The demo I played tasked my team and I with scoring more points than our opponents by throwing a ball through a goal ring in the defender’s zone. But first, we had to navigate the player lobby, create a game plan, and not so gracefully enter the arena as a team. In this instance, I found it easiest to just grab the shoulder of a teammate and bum a lift. Playing Echo Arena with an Oculus Touch setup, I was blown away by how natural floating around and interacting with other players felt. After some quick but very necessary coaching from my team captain, I was on my way to nearly positively contributing to my team. Teamwork is of utmost importance if wanting to truly dominate and even with our short session, my team learned to communicate and pass the ball better (sort of) as we tried to claw back from an embarrassing 6 – 2 whooping. There was a nice ebb and flow to the matches, with good defense clearly being just as important as a productive offense.
Echo Arena’s controls are actually pretty intuitive, striking that balance of being easy to learn but tough to master. To use your jet-air propulsion, simply point your hands in the direction you want to move and hit a face button. To stop, click down on the right stick. Grabbing and throwing the ball is as easy as reaching out and manipulating the triggers to catch and release. You can quickly turn around by flicking the right stick as well, so there’s no worry of getting tangled in cable and throwing a punch at your opponents helmet is achieved exactly as it is in real life, make a fist and swing away. You can even launch yourself off walls and other stationary obstacles around the arena and It all feels incredible in action.
The sensation of zero-gravity in Echo Arena is so convincing that my legs felt a little like jello on more than one occasion and it was in these hyper-immersive moments that the game’s true fun shined through.
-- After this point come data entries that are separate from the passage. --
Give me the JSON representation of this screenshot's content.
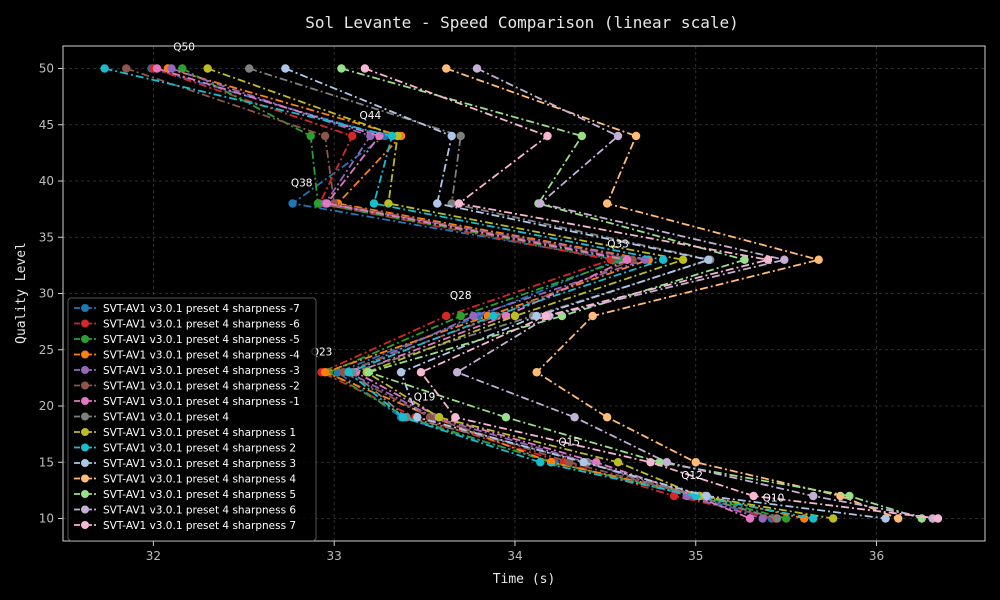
{
  "chart_data": {
    "type": "line",
    "title": "Sol Levante - Speed Comparison (linear scale)",
    "xlabel": "Time (s)",
    "ylabel": "Quality Level",
    "xlim": [
      31.5,
      36.6
    ],
    "ylim": [
      8,
      52
    ],
    "xticks": [
      32,
      33,
      34,
      35,
      36
    ],
    "yticks": [
      10,
      15,
      20,
      25,
      30,
      35,
      40,
      45,
      50
    ],
    "grid": true,
    "legend_position": "lower-left",
    "background": "#000000",
    "quality_levels": [
      50,
      44,
      38,
      33,
      28,
      23,
      19,
      15,
      12,
      10
    ],
    "annotations": [
      {
        "text": "Q50",
        "x": 32.17,
        "y": 51.6
      },
      {
        "text": "Q44",
        "x": 33.2,
        "y": 45.5
      },
      {
        "text": "Q38",
        "x": 32.82,
        "y": 39.5
      },
      {
        "text": "Q33",
        "x": 34.57,
        "y": 34.1
      },
      {
        "text": "Q28",
        "x": 33.7,
        "y": 29.5
      },
      {
        "text": "Q23",
        "x": 32.93,
        "y": 24.5
      },
      {
        "text": "Q19",
        "x": 33.5,
        "y": 20.5
      },
      {
        "text": "Q15",
        "x": 34.3,
        "y": 16.5
      },
      {
        "text": "Q12",
        "x": 34.98,
        "y": 13.5
      },
      {
        "text": "Q10",
        "x": 35.43,
        "y": 11.5
      }
    ],
    "series": [
      {
        "name": "SVT-AV1 v3.0.1 preset 4 sharpness -7",
        "color": "#1f77b4",
        "dash": "8,3,2,3",
        "y": [
          50,
          44,
          38,
          33,
          28,
          23,
          19,
          15,
          12,
          10
        ],
        "x": [
          31.99,
          33.28,
          32.77,
          34.57,
          33.8,
          33.02,
          33.37,
          34.22,
          34.97,
          35.42
        ]
      },
      {
        "name": "SVT-AV1 v3.0.1 preset 4 sharpness -6",
        "color": "#d62728",
        "dash": "8,3,2,3",
        "y": [
          50,
          44,
          38,
          33,
          28,
          23,
          19,
          15,
          12,
          10
        ],
        "x": [
          32.0,
          33.1,
          32.92,
          34.53,
          33.62,
          32.93,
          33.45,
          34.27,
          34.88,
          35.44
        ]
      },
      {
        "name": "SVT-AV1 v3.0.1 preset 4 sharpness -5",
        "color": "#2ca02c",
        "dash": "8,3,2,3",
        "y": [
          50,
          44,
          38,
          33,
          28,
          23,
          19,
          15,
          12,
          10
        ],
        "x": [
          32.16,
          32.87,
          32.91,
          34.6,
          33.7,
          32.97,
          33.4,
          34.2,
          35.02,
          35.5
        ]
      },
      {
        "name": "SVT-AV1 v3.0.1 preset 4 sharpness -4",
        "color": "#ff7f0e",
        "dash": "8,3,2,3",
        "y": [
          50,
          44,
          38,
          33,
          28,
          23,
          19,
          15,
          12,
          10
        ],
        "x": [
          32.08,
          33.37,
          33.02,
          34.74,
          33.85,
          32.95,
          33.55,
          34.2,
          35.05,
          35.6
        ]
      },
      {
        "name": "SVT-AV1 v3.0.1 preset 4 sharpness -3",
        "color": "#9467bd",
        "dash": "8,3,2,3",
        "y": [
          50,
          44,
          38,
          33,
          28,
          23,
          19,
          15,
          12,
          10
        ],
        "x": [
          32.1,
          33.2,
          32.95,
          34.72,
          33.77,
          33.08,
          33.55,
          34.4,
          34.95,
          35.37
        ]
      },
      {
        "name": "SVT-AV1 v3.0.1 preset 4 sharpness -2",
        "color": "#8c564b",
        "dash": "8,3,2,3",
        "y": [
          50,
          44,
          38,
          33,
          28,
          23,
          19,
          15,
          12,
          10
        ],
        "x": [
          31.85,
          32.95,
          33.0,
          34.65,
          33.9,
          33.05,
          33.53,
          34.3,
          35.0,
          35.45
        ]
      },
      {
        "name": "SVT-AV1 v3.0.1 preset 4 sharpness -1",
        "color": "#e377c2",
        "dash": "8,3,2,3",
        "y": [
          50,
          44,
          38,
          33,
          28,
          23,
          19,
          15,
          12,
          10
        ],
        "x": [
          32.02,
          33.25,
          32.96,
          34.62,
          33.95,
          33.12,
          33.58,
          34.45,
          35.0,
          35.3
        ]
      },
      {
        "name": "SVT-AV1 v3.0.1 preset 4",
        "color": "#7f7f7f",
        "dash": "8,3,2,3",
        "y": [
          50,
          44,
          38,
          33,
          28,
          23,
          19,
          15,
          12,
          10
        ],
        "x": [
          32.53,
          33.7,
          33.65,
          35.08,
          34.1,
          33.1,
          33.4,
          34.4,
          35.0,
          35.45
        ]
      },
      {
        "name": "SVT-AV1 v3.0.1 preset 4 sharpness 1",
        "color": "#bcbd22",
        "dash": "8,3,2,3",
        "y": [
          50,
          44,
          38,
          33,
          28,
          23,
          19,
          15,
          12,
          10
        ],
        "x": [
          32.3,
          33.35,
          33.3,
          34.93,
          34.0,
          33.18,
          33.58,
          34.57,
          35.02,
          35.76
        ]
      },
      {
        "name": "SVT-AV1 v3.0.1 preset 4 sharpness 2",
        "color": "#17becf",
        "dash": "8,3,2,3",
        "y": [
          50,
          44,
          38,
          33,
          28,
          23,
          19,
          15,
          12,
          10
        ],
        "x": [
          31.73,
          33.32,
          33.22,
          34.82,
          33.88,
          33.08,
          33.38,
          34.14,
          35.0,
          35.65
        ]
      },
      {
        "name": "SVT-AV1 v3.0.1 preset 4 sharpness 3",
        "color": "#aec7e8",
        "dash": "8,3,2,3",
        "y": [
          50,
          44,
          38,
          33,
          28,
          23,
          19,
          15,
          12,
          10
        ],
        "x": [
          32.73,
          33.65,
          33.57,
          35.07,
          34.12,
          33.37,
          33.46,
          34.38,
          35.06,
          36.05
        ]
      },
      {
        "name": "SVT-AV1 v3.0.1 preset 4 sharpness 4",
        "color": "#ffbb78",
        "dash": "8,3,2,3",
        "y": [
          50,
          44,
          38,
          33,
          28,
          23,
          19,
          15,
          12,
          10
        ],
        "x": [
          33.62,
          34.67,
          34.51,
          35.68,
          34.43,
          34.12,
          34.51,
          35.0,
          35.8,
          36.12
        ]
      },
      {
        "name": "SVT-AV1 v3.0.1 preset 4 sharpness 5",
        "color": "#98df8a",
        "dash": "8,3,2,3",
        "y": [
          50,
          44,
          38,
          33,
          28,
          23,
          19,
          15,
          12,
          10
        ],
        "x": [
          33.04,
          34.37,
          34.13,
          35.27,
          34.26,
          33.19,
          33.95,
          34.8,
          35.85,
          36.25
        ]
      },
      {
        "name": "SVT-AV1 v3.0.1 preset 4 sharpness 6",
        "color": "#c5b0d5",
        "dash": "8,3,2,3",
        "y": [
          50,
          44,
          38,
          33,
          28,
          23,
          19,
          15,
          12,
          10
        ],
        "x": [
          33.79,
          34.57,
          34.14,
          35.49,
          34.19,
          33.68,
          34.33,
          34.84,
          35.65,
          36.31
        ]
      },
      {
        "name": "SVT-AV1 v3.0.1 preset 4 sharpness 7",
        "color": "#f7b6d2",
        "dash": "8,3,2,3",
        "y": [
          50,
          44,
          38,
          33,
          28,
          23,
          19,
          15,
          12,
          10
        ],
        "x": [
          33.17,
          34.18,
          33.69,
          35.4,
          34.17,
          33.48,
          33.67,
          34.75,
          35.32,
          36.34
        ]
      }
    ]
  }
}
Thanks to the realistically floaty movement, I was constantly and quite comically finding myself inches away from the ball and unable to reach out and grab it on time, slowly drifting by the action and feeling useless as my team shared a giggle with — or more accurately, at me. I was in stitches for the entire 10-minute match but I can imagine some very intense games going down with 8 players that know what they’re doing, passing the ball in a rhythmic fashion and using the environment to their advantage.
There’s something indescribably satisfying about Echo Arena and I think those who give it a chance will be happy they did. It looks great, feels awesome to play and most importantly, it’s a hell of a lot of fun. There’s potential here for Echo Arena to be a big player in the VR esport space if Ready At Dawn and Intel, are committed to long-term support, building a passionate community and listening to and implementing player feedback. For now, let’s just cross our fingers that Echo Arena lives up to its potential. It needs to be as fun to watch as it is to play and the verdict is still out on that one.